Analogously, temporary seismic analysis were performed outside of buildings, in free field, to evaluate the resonance frequencies of soils. These additional measurements allow to investigate the soil-structure interaction. Indeed, if the fundamental frequency of the ground is similar to the natural period of the building it is possible a resonance effect during an earthquake.
During the project seismic surveys were carried out, information on surface geology was collected through thematic and digital maps and morphological characteristics were defined using geospatial analyses performed by Geographical Information System (GIS) technologies. Digital data raster were collected and organized for the characterization of the geological formations of the surface under buildings. Geological cartography was available at 1:10,000 for the most part of the territory. Where the former was not available, the Geological Map of Italy at 1:100,000 scale was used. The information about geological and morphological characteristics allowed to propose a classification of the various categories of the sites according to Eurocode 8 for the subsoil and topographical conditions.

Description of outputs
The activities developed for seismic monitoring are based on the storage of waveforms and the analysis of ground acceleration recorded at the base of all buildings. Parameters chosen to characterize the SPB site (geographical location, geological and morphological information and classification, seismic amplification, characteristics of building and its fundamental frequency and strong motion parameters) are organized in a MySQL database. This database is useful to compile the instrumental seismic history reconstructed by strong-motion parameters.

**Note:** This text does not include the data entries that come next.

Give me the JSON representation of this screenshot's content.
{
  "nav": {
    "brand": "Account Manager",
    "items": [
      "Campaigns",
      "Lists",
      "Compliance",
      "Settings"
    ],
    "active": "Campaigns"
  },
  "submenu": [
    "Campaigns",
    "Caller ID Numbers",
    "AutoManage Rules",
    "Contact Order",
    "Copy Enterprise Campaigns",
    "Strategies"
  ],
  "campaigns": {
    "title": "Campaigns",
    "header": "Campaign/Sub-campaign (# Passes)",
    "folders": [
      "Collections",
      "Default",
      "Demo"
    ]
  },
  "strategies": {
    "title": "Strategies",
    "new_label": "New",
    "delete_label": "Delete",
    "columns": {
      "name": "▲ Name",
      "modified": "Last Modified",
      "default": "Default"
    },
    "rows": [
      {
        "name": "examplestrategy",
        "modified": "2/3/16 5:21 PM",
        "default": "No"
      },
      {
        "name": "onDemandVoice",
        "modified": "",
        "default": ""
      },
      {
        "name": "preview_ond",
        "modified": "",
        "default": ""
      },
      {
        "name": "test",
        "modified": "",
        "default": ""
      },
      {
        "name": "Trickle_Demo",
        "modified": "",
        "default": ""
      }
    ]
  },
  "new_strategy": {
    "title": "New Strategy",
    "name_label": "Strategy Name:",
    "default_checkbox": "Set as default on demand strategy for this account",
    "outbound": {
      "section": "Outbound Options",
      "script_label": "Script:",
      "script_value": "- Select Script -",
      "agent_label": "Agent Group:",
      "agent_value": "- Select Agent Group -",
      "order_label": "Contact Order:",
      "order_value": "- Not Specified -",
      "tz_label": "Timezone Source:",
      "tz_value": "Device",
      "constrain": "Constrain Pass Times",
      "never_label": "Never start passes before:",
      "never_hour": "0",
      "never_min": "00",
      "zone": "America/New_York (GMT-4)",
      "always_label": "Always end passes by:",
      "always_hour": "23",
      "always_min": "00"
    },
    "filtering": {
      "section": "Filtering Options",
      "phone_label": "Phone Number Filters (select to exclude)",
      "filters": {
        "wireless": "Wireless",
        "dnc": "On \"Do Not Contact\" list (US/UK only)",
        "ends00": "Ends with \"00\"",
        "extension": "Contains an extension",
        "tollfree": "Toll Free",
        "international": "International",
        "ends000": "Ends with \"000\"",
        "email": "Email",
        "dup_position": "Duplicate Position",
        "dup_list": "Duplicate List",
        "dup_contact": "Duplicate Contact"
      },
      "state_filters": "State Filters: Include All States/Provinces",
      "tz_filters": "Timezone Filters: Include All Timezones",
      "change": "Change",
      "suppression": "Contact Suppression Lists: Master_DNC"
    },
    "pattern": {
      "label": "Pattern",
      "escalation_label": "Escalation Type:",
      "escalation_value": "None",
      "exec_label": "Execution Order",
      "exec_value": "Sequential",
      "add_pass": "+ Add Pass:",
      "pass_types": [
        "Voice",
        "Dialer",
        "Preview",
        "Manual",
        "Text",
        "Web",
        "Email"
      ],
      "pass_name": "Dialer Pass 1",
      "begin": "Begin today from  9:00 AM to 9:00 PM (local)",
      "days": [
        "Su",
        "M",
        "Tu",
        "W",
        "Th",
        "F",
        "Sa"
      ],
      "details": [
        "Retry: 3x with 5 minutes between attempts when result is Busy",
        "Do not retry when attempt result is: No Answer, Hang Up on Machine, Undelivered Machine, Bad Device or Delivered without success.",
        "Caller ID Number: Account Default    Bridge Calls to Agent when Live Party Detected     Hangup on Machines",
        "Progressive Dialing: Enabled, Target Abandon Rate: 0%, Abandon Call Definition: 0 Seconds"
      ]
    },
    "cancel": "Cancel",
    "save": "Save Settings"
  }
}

In this web portal it is possible to select the technical data sheets for each seismic site and the results of temporary surveys by a form or interactive map. Moreover, the data sheet for each site include earthquake list of the events with magnitude equal or great than 3 that have exceeded the acceleration threshold of 0.001 g.

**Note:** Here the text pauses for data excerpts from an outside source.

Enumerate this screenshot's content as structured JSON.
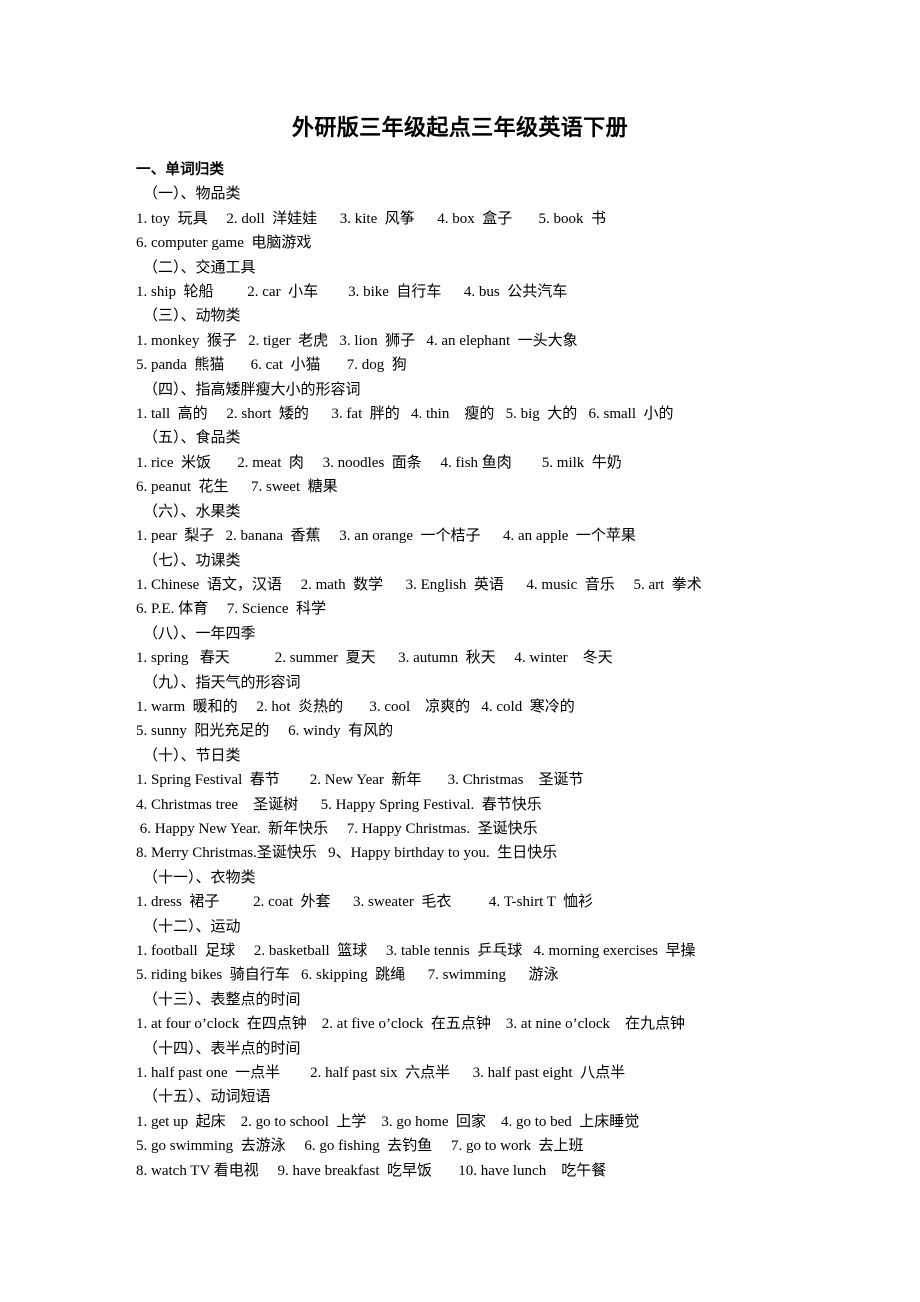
{
  "document": {
    "title": "外研版三年级起点三年级英语下册",
    "section_heading": "一、单词归类",
    "groups": [
      {
        "heading": "（一）、物品类",
        "lines": [
          "1. toy  玩具     2. doll  洋娃娃      3. kite  风筝      4. box  盒子       5. book  书",
          "6. computer game  电脑游戏"
        ]
      },
      {
        "heading": "（二）、交通工具",
        "lines": [
          "1. ship  轮船         2. car  小车        3. bike  自行车      4. bus  公共汽车"
        ]
      },
      {
        "heading": "（三）、动物类",
        "lines": [
          "1. monkey  猴子   2. tiger  老虎   3. lion  狮子   4. an elephant  一头大象",
          "5. panda  熊猫       6. cat  小猫       7. dog  狗"
        ]
      },
      {
        "heading": "（四）、指高矮胖瘦大小的形容词",
        "lines": [
          "1. tall  高的     2. short  矮的      3. fat  胖的   4. thin    瘦的   5. big  大的   6. small  小的"
        ]
      },
      {
        "heading": "（五）、食品类",
        "lines": [
          "1. rice  米饭       2. meat  肉     3. noodles  面条     4. fish 鱼肉        5. milk  牛奶",
          "6. peanut  花生      7. sweet  糖果"
        ]
      },
      {
        "heading": "（六）、水果类",
        "lines": [
          "1. pear  梨子   2. banana  香蕉     3. an orange  一个桔子      4. an apple  一个苹果"
        ]
      },
      {
        "heading": "（七）、功课类",
        "lines": [
          "1. Chinese  语文，汉语     2. math  数学      3. English  英语      4. music  音乐     5. art  拳术",
          "6. P.E. 体育     7. Science  科学"
        ]
      },
      {
        "heading": "（八）、一年四季",
        "lines": [
          "1. spring   春天            2. summer  夏天      3. autumn  秋天     4. winter    冬天"
        ]
      },
      {
        "heading": "（九）、指天气的形容词",
        "lines": [
          "1. warm  暖和的     2. hot  炎热的       3. cool    凉爽的   4. cold  寒冷的",
          "5. sunny  阳光充足的     6. windy  有风的"
        ]
      },
      {
        "heading": "（十）、节日类",
        "lines": [
          "1. Spring Festival  春节        2. New Year  新年       3. Christmas    圣诞节",
          "4. Christmas tree    圣诞树      5. Happy Spring Festival.  春节快乐",
          " 6. Happy New Year.  新年快乐     7. Happy Christmas.  圣诞快乐",
          "8. Merry Christmas.圣诞快乐   9、Happy birthday to you.  生日快乐"
        ]
      },
      {
        "heading": "（十一）、衣物类",
        "lines": [
          "1. dress  裙子         2. coat  外套      3. sweater  毛衣          4. T-shirt T  恤衫"
        ]
      },
      {
        "heading": "（十二）、运动",
        "lines": [
          "1. football  足球     2. basketball  篮球     3. table tennis  乒乓球   4. morning exercises  早操",
          "5. riding bikes  骑自行车   6. skipping  跳绳      7. swimming      游泳"
        ]
      },
      {
        "heading": "（十三）、表整点的时间",
        "lines": [
          "1. at four o’clock  在四点钟    2. at five o’clock  在五点钟    3. at nine o’clock    在九点钟"
        ]
      },
      {
        "heading": "（十四）、表半点的时间",
        "lines": [
          "1. half past one  一点半        2. half past six  六点半      3. half past eight  八点半"
        ]
      },
      {
        "heading": "（十五）、动词短语",
        "lines": [
          "1. get up  起床    2. go to school  上学    3. go home  回家    4. go to bed  上床睡觉",
          "5. go swimming  去游泳     6. go fishing  去钓鱼     7. go to work  去上班",
          "8. watch TV 看电视     9. have breakfast  吃早饭       10. have lunch    吃午餐"
        ]
      }
    ]
  }
}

The choice to implement a low cost strategy for the monitoring of SPB allowed to simplify the output of the basic information useful to earthquake engineering. Indeed, the seismic input at the base of SPB and the main characteristics of the structures are minimal information respect to a massive and expensive monitoring with a high number of sensors inside the structures. The low-cost approach reveals the chance to increase a widespread monitoring on the territory with the aim to cover a large number of municipalities.